Continuaremos circocombatendo, Anas

Mataram um palhaço, mataram um companheiro, mataram um lutador. Anas al-Basha, o último palhaço de Aleppo foi morto hoje (30 de Novembro) conjuntamente com um grupo de civis. Tinha 24 anos. Apesar da escalada incessante da violência, Anas negara-se reiteradamente em abandonar a cidade: queria continuar a trabalhar, continuar a abrir um resquício de esperança no meio da barbárie, da desolação, da infâmia.

A sua peruca cor de laranja era um alvo fácil. Com o seu disfarce e o seu sorriso passeava pelas ruas, levando prendas às crianças, ajudando as vítimas e tentando dar sentido ao absurdo da guerra, levando algo de humanidade, algo de vida no meio de tanta morte.

O que era previsível confirmou-se. A aviação da aliança russa e do exército de Al Assad massacraram hoje mais um grupo de civis, pressionaram o botão para limpar do radar outro montão de pequenos pontos que procuravam refúgio. Entes eles, um pequeno ponto laranja, a peruca de Anas.

Desde Palhaços em Rebeldia queremos expressar a nossa solidariedade com a família de Anas al-Basha, Clown de Aleppo, RIP e fazermo-nos eco das palavras do seu irmão, que são extensíveis a tod@s @s palhaç@s rebeldes do mundo: “Anas não era um terrorista, era um membro activo da sociedade que trabalhava dia e noite para levar um sorriso às crianças sírias”.

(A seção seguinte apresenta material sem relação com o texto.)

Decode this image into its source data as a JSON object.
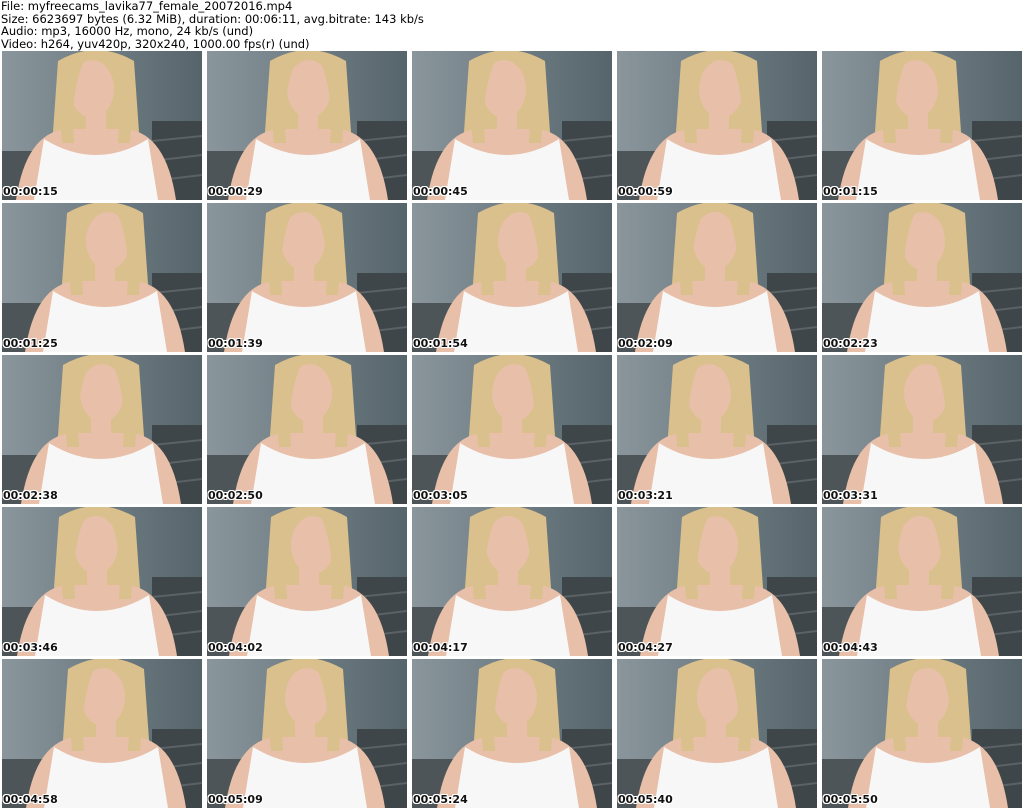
{
  "header": {
    "file_line": "File: myfreecams_lavika77_female_20072016.mp4",
    "size_line": "Size: 6623697 bytes (6.32 MiB), duration: 00:06:11, avg.bitrate: 143 kb/s",
    "audio_line": "Audio: mp3, 16000 Hz, mono, 24 kb/s (und)",
    "video_line": "Video: h264, yuv420p, 320x240, 1000.00 fps(r) (und)"
  },
  "thumbnails": [
    {
      "timestamp": "00:00:15"
    },
    {
      "timestamp": "00:00:29"
    },
    {
      "timestamp": "00:00:45"
    },
    {
      "timestamp": "00:00:59"
    },
    {
      "timestamp": "00:01:15"
    },
    {
      "timestamp": "00:01:25"
    },
    {
      "timestamp": "00:01:39"
    },
    {
      "timestamp": "00:01:54"
    },
    {
      "timestamp": "00:02:09"
    },
    {
      "timestamp": "00:02:23"
    },
    {
      "timestamp": "00:02:38"
    },
    {
      "timestamp": "00:02:50"
    },
    {
      "timestamp": "00:03:05"
    },
    {
      "timestamp": "00:03:21"
    },
    {
      "timestamp": "00:03:31"
    },
    {
      "timestamp": "00:03:46"
    },
    {
      "timestamp": "00:04:02"
    },
    {
      "timestamp": "00:04:17"
    },
    {
      "timestamp": "00:04:27"
    },
    {
      "timestamp": "00:04:43"
    },
    {
      "timestamp": "00:04:58"
    },
    {
      "timestamp": "00:05:09"
    },
    {
      "timestamp": "00:05:24"
    },
    {
      "timestamp": "00:05:40"
    },
    {
      "timestamp": "00:05:50"
    }
  ],
  "colors": {
    "background": "#ffffff",
    "wall": "#6f7d84",
    "hair": "#d9c08c",
    "skin": "#e8bfa8",
    "top": "#f7f7f7"
  }
}
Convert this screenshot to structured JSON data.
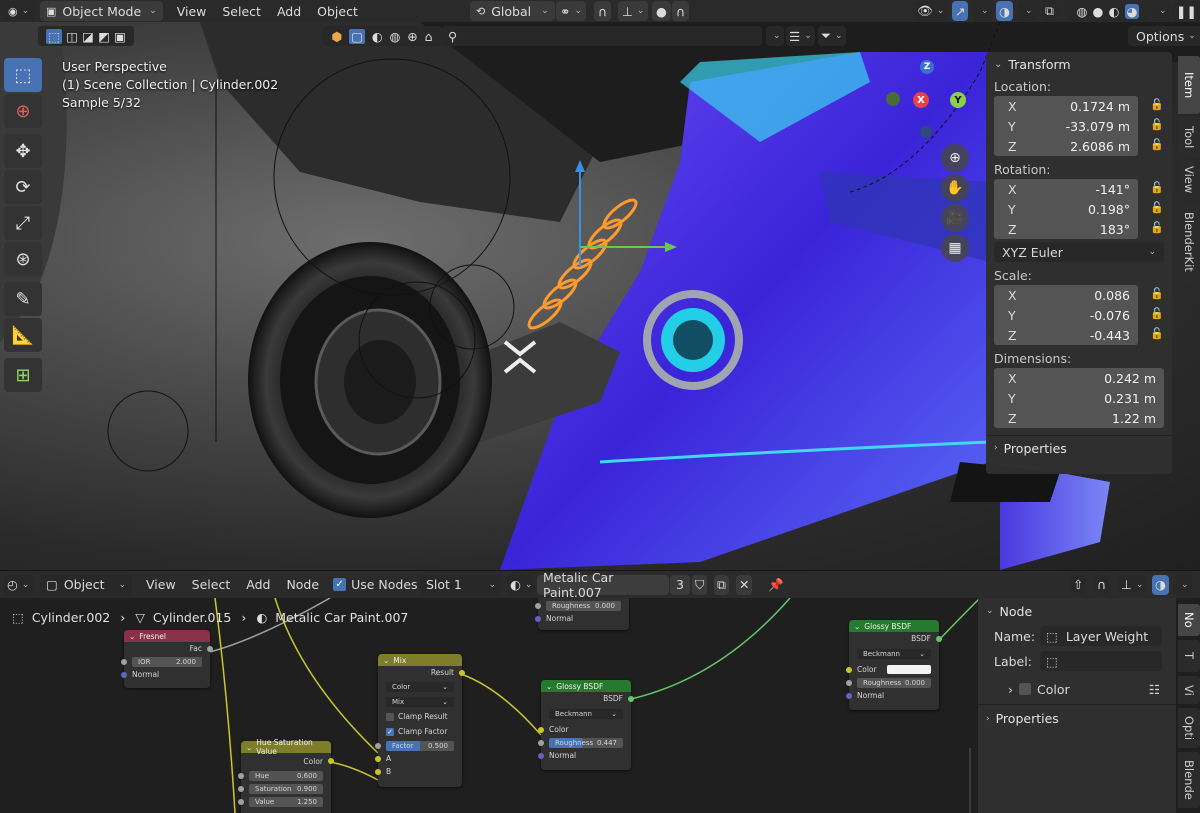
{
  "header": {
    "mode": "Object Mode",
    "menus": [
      "View",
      "Select",
      "Add",
      "Object"
    ],
    "orientation": "Global",
    "options": "Options"
  },
  "viewport": {
    "info": [
      "User Perspective",
      "(1) Scene Collection | Cylinder.002",
      "Sample 5/32"
    ],
    "gizmo": {
      "x": "X",
      "y": "Y",
      "z": "Z"
    }
  },
  "npanel": {
    "title": "Transform",
    "location_label": "Location:",
    "location": [
      {
        "axis": "X",
        "value": "0.1724 m"
      },
      {
        "axis": "Y",
        "value": "-33.079 m"
      },
      {
        "axis": "Z",
        "value": "2.6086 m"
      }
    ],
    "rotation_label": "Rotation:",
    "rotation": [
      {
        "axis": "X",
        "value": "-141°"
      },
      {
        "axis": "Y",
        "value": "0.198°"
      },
      {
        "axis": "Z",
        "value": "183°"
      }
    ],
    "rotation_mode": "XYZ Euler",
    "scale_label": "Scale:",
    "scale": [
      {
        "axis": "X",
        "value": "0.086"
      },
      {
        "axis": "Y",
        "value": "-0.076"
      },
      {
        "axis": "Z",
        "value": "-0.443"
      }
    ],
    "dimensions_label": "Dimensions:",
    "dimensions": [
      {
        "axis": "X",
        "value": "0.242 m"
      },
      {
        "axis": "Y",
        "value": "0.231 m"
      },
      {
        "axis": "Z",
        "value": "1.22 m"
      }
    ],
    "properties": "Properties",
    "tabs": [
      "Item",
      "Tool",
      "View",
      "BlenderKit"
    ]
  },
  "node_header": {
    "editor": "Object",
    "menus": [
      "View",
      "Select",
      "Add",
      "Node"
    ],
    "use_nodes": "Use Nodes",
    "slot": "Slot 1",
    "material": "Metalic Car Paint.007",
    "users": "3"
  },
  "breadcrumb": [
    "Cylinder.002",
    "Cylinder.015",
    "Metalic Car Paint.007"
  ],
  "nodes": {
    "fresnel": {
      "title": "Fresnel",
      "out": "Fac",
      "ior_label": "IOR",
      "ior": "2.000",
      "normal": "Normal"
    },
    "top": {
      "roughness_label": "Roughness",
      "roughness": "0.000",
      "normal": "Normal"
    },
    "mix": {
      "title": "Mix",
      "out": "Result",
      "dd1": "Color",
      "dd2": "Mix",
      "clamp_result": "Clamp Result",
      "clamp_factor": "Clamp Factor",
      "factor_label": "Factor",
      "factor": "0.500",
      "a": "A",
      "b": "B"
    },
    "glossy1": {
      "title": "Glossy BSDF",
      "out": "BSDF",
      "dist": "Beckmann",
      "color": "Color",
      "roughness_label": "Roughness",
      "roughness": "0.447",
      "normal": "Normal"
    },
    "glossy2": {
      "title": "Glossy BSDF",
      "out": "BSDF",
      "dist": "Beckmann",
      "color": "Color",
      "roughness_label": "Roughness",
      "roughness": "0.000",
      "normal": "Normal"
    },
    "hsv": {
      "title": "Hue Saturation Value",
      "out": "Color",
      "hue_label": "Hue",
      "hue": "0.600",
      "sat_label": "Saturation",
      "sat": "0.900",
      "val_label": "Value",
      "val": "1.250"
    }
  },
  "node_side": {
    "title": "Node",
    "name_label": "Name:",
    "name": "Layer Weight",
    "label_label": "Label:",
    "color": "Color",
    "properties": "Properties",
    "tabs": [
      "No",
      "T",
      "Vi",
      "Opti",
      "Blende"
    ]
  }
}
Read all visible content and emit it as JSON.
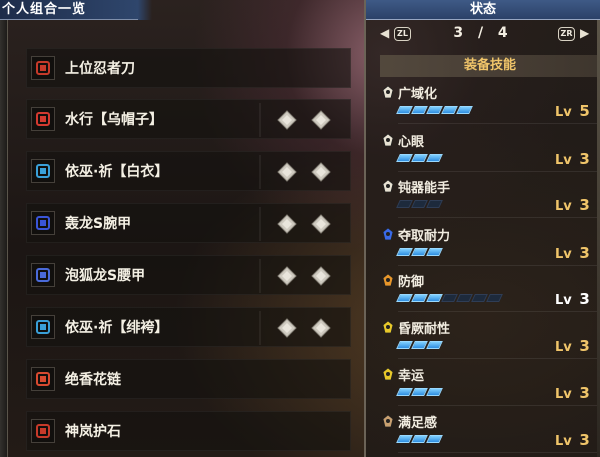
{
  "left_panel": {
    "title": "个人组合一览",
    "items": [
      {
        "name": "上位忍者刀",
        "icon": "weapon-icon",
        "icon_color": "#c63a2a",
        "slots": []
      },
      {
        "name": "水行【乌帽子】",
        "icon": "helm-icon",
        "icon_color": "#d43a30",
        "slots": [
          "empty",
          "empty"
        ]
      },
      {
        "name": "依巫·祈【白衣】",
        "icon": "chest-icon",
        "icon_color": "#3aa0d8",
        "slots": [
          "empty",
          "empty"
        ]
      },
      {
        "name": "轰龙S腕甲",
        "icon": "arm-icon",
        "icon_color": "#3a55d8",
        "slots": [
          "empty",
          "empty"
        ]
      },
      {
        "name": "泡狐龙S腰甲",
        "icon": "waist-icon",
        "icon_color": "#4a6ad8",
        "slots": [
          "empty",
          "empty"
        ]
      },
      {
        "name": "依巫·祈【绯袴】",
        "icon": "legs-icon",
        "icon_color": "#3aa0d8",
        "slots": [
          "empty",
          "empty"
        ]
      },
      {
        "name": "绝香花链",
        "icon": "petalace-icon",
        "icon_color": "#d84a30",
        "slots": []
      },
      {
        "name": "神岚护石",
        "icon": "talisman-icon",
        "icon_color": "#c63a2a",
        "slots": []
      }
    ]
  },
  "right_panel": {
    "title": "状态",
    "pager": {
      "left_button": "ZL",
      "right_button": "ZR",
      "page_text": "3 / 4",
      "current": 3,
      "total": 4
    },
    "section_title": "装备技能",
    "skills": [
      {
        "name": "广域化",
        "lv_label": "Lv",
        "level": 5,
        "max": 5,
        "lv_text": "5",
        "icon_color": "#e8e2d3"
      },
      {
        "name": "心眼",
        "lv_label": "Lv",
        "level": 3,
        "max": 3,
        "lv_text": "3",
        "icon_color": "#e8e2d3"
      },
      {
        "name": "钝器能手",
        "lv_label": "Lv",
        "level": 0,
        "max": 3,
        "lv_text": "3",
        "icon_color": "#e8e2d3"
      },
      {
        "name": "夺取耐力",
        "lv_label": "Lv",
        "level": 3,
        "max": 3,
        "lv_text": "3",
        "icon_color": "#3a6ae8"
      },
      {
        "name": "防御",
        "lv_label": "Lv",
        "level": 3,
        "max": 7,
        "lv_text": "3",
        "icon_color": "#e8962a"
      },
      {
        "name": "昏厥耐性",
        "lv_label": "Lv",
        "level": 3,
        "max": 3,
        "lv_text": "3",
        "icon_color": "#e8c82a"
      },
      {
        "name": "幸运",
        "lv_label": "Lv",
        "level": 3,
        "max": 3,
        "lv_text": "3",
        "icon_color": "#e8c82a"
      },
      {
        "name": "满足感",
        "lv_label": "Lv",
        "level": 3,
        "max": 3,
        "lv_text": "3",
        "icon_color": "#c8a070"
      }
    ]
  },
  "colors": {
    "header_blue": "#2f466c",
    "level_gold": "#f0c56a",
    "bar_blue": "#2f8de0"
  }
}
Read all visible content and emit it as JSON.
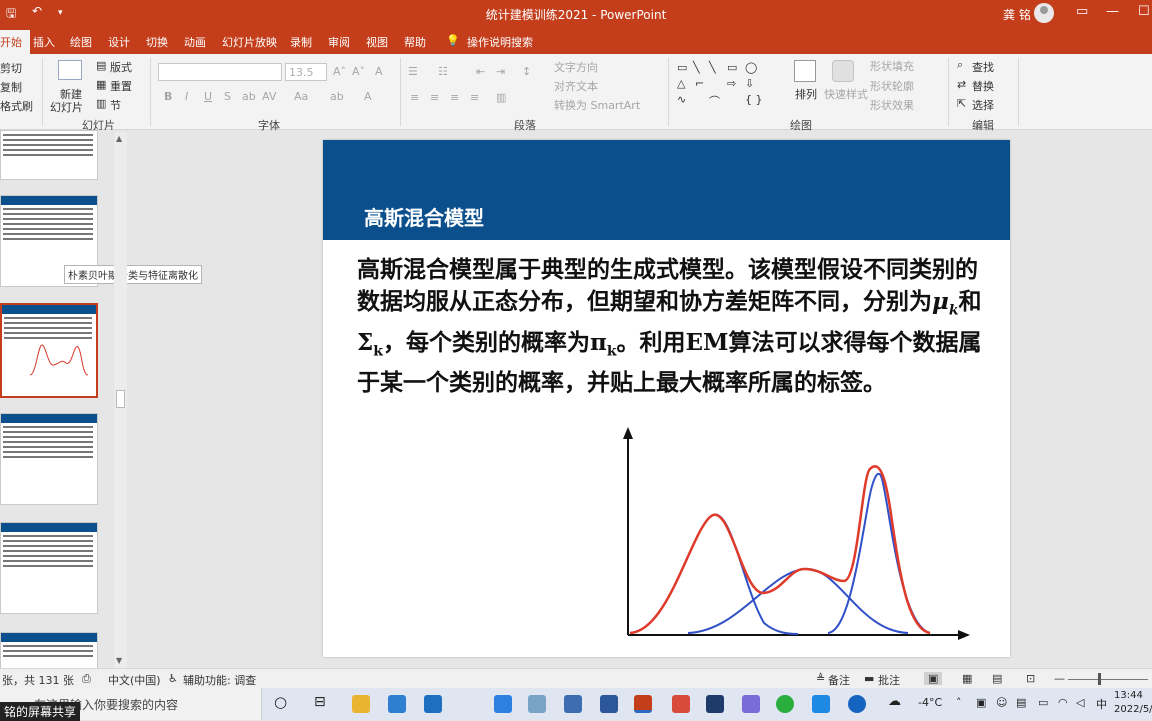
{
  "window": {
    "title": "统计建模训练2021 - PowerPoint",
    "user": "龚 铭",
    "controls": [
      "▭",
      "—",
      "☐",
      "✕"
    ]
  },
  "tabs": [
    "开始",
    "插入",
    "绘图",
    "设计",
    "切换",
    "动画",
    "幻灯片放映",
    "录制",
    "审阅",
    "视图",
    "帮助",
    "操作说明搜索"
  ],
  "ribbon": {
    "clipboard": {
      "cut": "剪切",
      "copy": "复制",
      "format": "格式刷"
    },
    "slides": {
      "new_slide_line1": "新建",
      "new_slide_line2": "幻灯片",
      "layout": "版式",
      "reset": "重置",
      "section": "节",
      "label": "幻灯片"
    },
    "font": {
      "size": "13.5",
      "label": "字体"
    },
    "paragraph": {
      "text_direction": "文字方向",
      "align_text": "对齐文本",
      "smartart": "转换为 SmartArt",
      "label": "段落"
    },
    "drawing": {
      "arrange": "排列",
      "quick_styles": "快速样式",
      "fill": "形状填充",
      "outline": "形状轮廓",
      "effects": "形状效果",
      "label": "绘图"
    },
    "editing": {
      "find": "查找",
      "replace": "替换",
      "select": "选择",
      "label": "编辑"
    }
  },
  "thumbnails": {
    "tooltip": "朴素贝叶斯分类与特征离散化"
  },
  "slide": {
    "heading": "高斯混合模型",
    "body_part1": "高斯混合模型属于典型的生成式模型。该模型假设不同类别的数据均服从正态分布，但期望和协方差矩阵不同，分别为",
    "mu": "μ",
    "mu_sub": "k",
    "and": "和",
    "sigma": "Σ",
    "sigma_sub": "k",
    "body_part2": "，每个类别的概率为",
    "pi": "π",
    "pi_sub": "k",
    "body_part3": "。利用EM算法可以求得每个数据属于某一个类别的概率，并贴上最大概率所属的标签。"
  },
  "statusbar": {
    "slide_count": "张，共 131 张",
    "language": "中文(中国)",
    "accessibility": "辅助功能: 调查",
    "notes": "备注",
    "comments": "批注"
  },
  "taskbar": {
    "search_placeholder": "在这里输入你要搜索的内容",
    "share_label": "铭的屏幕共享",
    "weather": "-4°C",
    "ime": "中",
    "time": "13:44",
    "date": "2022/5/"
  }
}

Anas recusou-se a ir com o circo para outra parte, a sua tenda era a sua casa e a sua casa era o lugar mais perigoso do mundo. Todavia a sua gargalhada ressoa por entre as ruínas daquela cidade devastada, daquele escaparate da sem-razão humana, da loucura do capital. Mas o terror, a guerra, a destruição, não conseguirão apagar a tua gargalhada, que é também a nossa. A felicidade, a esperança, a vida em definitivo, são armas de construção massiva. Enquanto perdurar a destruição continuaremos a ser necessários, Anas. Indispensáveis. Os nossos pequenos pontos laranjas, vermelhos, amarelos… são tão grandes como o mundo, como o coração que os pinta.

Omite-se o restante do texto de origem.